After surgical reconstruction of the anterior cruciate ligament, young athletes are now recommended to undergo at least a year’s rehab and thorough testing before resuming knee-strenuous sport. Research shows that those who return to sport relatively soon after surgery incur a highly elevated risk of a second ACL injury.
“What’s absolutely essential is to let the rehab take time. Every month’s wait represents a huge gain,” says Susanne Beischer, PhD student at Sahlgrenska Academy, University of Gothenburg, Sweden, who works as a clinical physical therapist.
An anterior cruciate ligament (ACL) injury is the most common form of injury to the knee joint. In her research, Beischer focused on adolescents’ and young adults’ return to sport after surgery.
Up to 30 per cent proved to have suffered a second ACL injury, in the same or the other knee, shortly after returning to their sport. However, there were major differences depending on how long they had refrained from playing.
Of those who had returned to sport within nine months after surgery of the cruciate ligament, nearly a third (10 of 33 individuals) were injured again.

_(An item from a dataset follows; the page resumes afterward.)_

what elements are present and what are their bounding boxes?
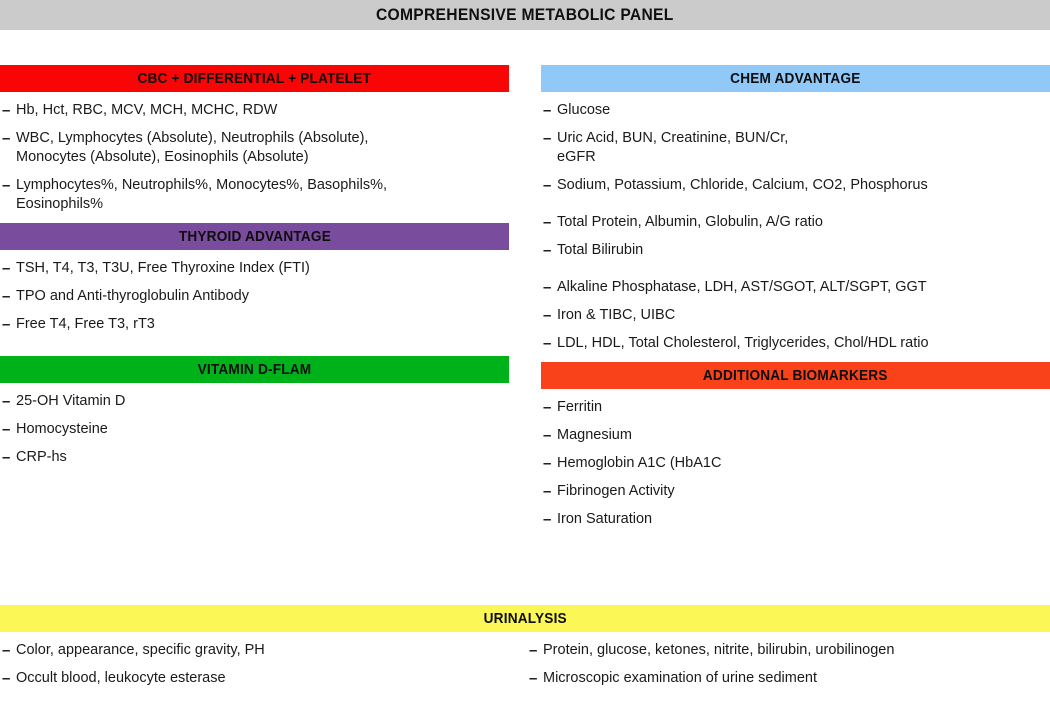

Among those who waited nine months or more, the proportion suffering a new injury was considerably lower (8 of 126).
In total, 729 members of the two age groups of sports participants, adolescents (age 15-20) and young adults (age 21-30), were included in the various sub-studies in the thesis. Their rehabilitation in primary care was individualised by the respective physical therapists in charge.
Of the adolescents studied, half had returned to sport again as usual only eight months after surgery, while the young adults waited longer. Regardless of age group, only a quarter regained their previous thigh-muscle strength and jumping capacity before resuming their sporting activities.
Young sports participants, especially those below the age of 20, are recommended to extend their rehabilitation to at least nine months – preferably a year or more – and to ensure their strength and jumping capacity are restored before they return to sport. To determine whether a person is ready to return, physical therapists are recommended to assess patients by using questionnaires and tests of thigh-muscle strength and jumping capacity.
“It’s important for the physical therapist and orthopaedic surgeon early on, before the operation, to tell the patient that rehab takes time. It’s a matter of having the right expectations,” Susanne says.